Question → Metric → Event

  1. Question you want answered
  2. Metric that quantifies it
  3. Event (or two) that feed that metric
Product QuestionMetric (M)Minimal Events (E)
Do users see value on day 0?Conversion to First Valuesignup, first_value
Do they come back?D1 / D7 Retentionapp_open
Will growth be organic?Invite Acceptance Rateinvite_sent, invite_accepted
Can we re‑engage them?Push Open Ratenotification_open

If an event doesn't roll up to a key question, skip it.

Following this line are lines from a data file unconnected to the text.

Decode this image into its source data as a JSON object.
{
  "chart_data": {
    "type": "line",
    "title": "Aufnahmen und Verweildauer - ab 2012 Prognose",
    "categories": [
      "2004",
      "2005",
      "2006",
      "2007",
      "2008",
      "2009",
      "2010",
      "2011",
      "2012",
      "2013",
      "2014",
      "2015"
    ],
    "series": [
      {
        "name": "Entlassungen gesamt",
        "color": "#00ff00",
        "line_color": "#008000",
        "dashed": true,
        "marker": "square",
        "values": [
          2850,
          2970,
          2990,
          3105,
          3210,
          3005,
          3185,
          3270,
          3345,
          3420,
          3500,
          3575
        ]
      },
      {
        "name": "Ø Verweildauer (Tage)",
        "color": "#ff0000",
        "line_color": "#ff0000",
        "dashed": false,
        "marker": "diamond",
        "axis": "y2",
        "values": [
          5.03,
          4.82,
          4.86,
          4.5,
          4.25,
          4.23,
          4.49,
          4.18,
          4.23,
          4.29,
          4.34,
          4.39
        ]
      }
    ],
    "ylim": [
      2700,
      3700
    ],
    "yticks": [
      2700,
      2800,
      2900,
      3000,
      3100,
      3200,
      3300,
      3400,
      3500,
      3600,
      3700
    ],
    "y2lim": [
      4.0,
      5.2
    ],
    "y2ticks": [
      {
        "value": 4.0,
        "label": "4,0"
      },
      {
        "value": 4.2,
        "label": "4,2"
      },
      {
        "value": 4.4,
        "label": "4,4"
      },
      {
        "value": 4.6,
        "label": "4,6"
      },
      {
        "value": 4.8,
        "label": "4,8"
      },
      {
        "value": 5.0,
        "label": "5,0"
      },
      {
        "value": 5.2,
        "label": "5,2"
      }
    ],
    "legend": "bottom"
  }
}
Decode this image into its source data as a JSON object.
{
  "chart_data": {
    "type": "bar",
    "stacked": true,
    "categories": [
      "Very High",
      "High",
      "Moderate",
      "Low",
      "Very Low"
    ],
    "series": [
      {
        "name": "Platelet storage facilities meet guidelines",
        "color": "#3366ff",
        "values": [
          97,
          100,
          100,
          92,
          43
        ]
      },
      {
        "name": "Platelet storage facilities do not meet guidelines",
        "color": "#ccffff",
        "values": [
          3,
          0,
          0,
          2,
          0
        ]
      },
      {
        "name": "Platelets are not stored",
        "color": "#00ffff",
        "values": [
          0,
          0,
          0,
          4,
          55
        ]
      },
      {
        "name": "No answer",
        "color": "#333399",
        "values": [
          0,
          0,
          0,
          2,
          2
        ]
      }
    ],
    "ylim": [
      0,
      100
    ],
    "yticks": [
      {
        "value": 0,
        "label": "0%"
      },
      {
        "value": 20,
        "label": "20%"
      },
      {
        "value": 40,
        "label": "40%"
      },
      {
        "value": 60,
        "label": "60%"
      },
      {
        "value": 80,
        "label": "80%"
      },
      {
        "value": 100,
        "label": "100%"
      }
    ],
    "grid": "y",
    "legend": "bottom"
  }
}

2 · Core Event Set (6 Lines of Code)

track('app_open') // every launch
track('signup', { method: 'id' })
track('first_value', { action: '🎉' })
track('invite_sent')
track('invite_accepted')
track('notification_open')

That is enough to build funnels, retention, and viral metrics.

3 · Action Plan

Focus on these 4 metrics weekly until they're all green:

  • Signup → First Value % (target: ≥40%) - Are users getting value immediately?
  • D1 Retention (target: ≥25%) - Are they coming back the next day?
  • Invite Acceptance % (target: ≥15%) - Is word-of-mouth working?
  • Push Open % (target: ≥15%) - Can we re-engage users?

Next steps: Pick the lowest metric and spend 1-2 sprints fixing it. Don't touch anything else until all four are hitting targets.

4 · Common Pitfalls to Dodge

  • Event sprawl – >10 events = analysis paralysis.
  • Vanity charts – page views ≠ value.
  • No cohorts – averages hide churn.
  • Premature segmentation – wait for 1k users.
  • Ignoring retention – acquisition is useless without it.

Analytics should light the path, not become the journey. Keep it lean, learn fast, and build what moves the needle.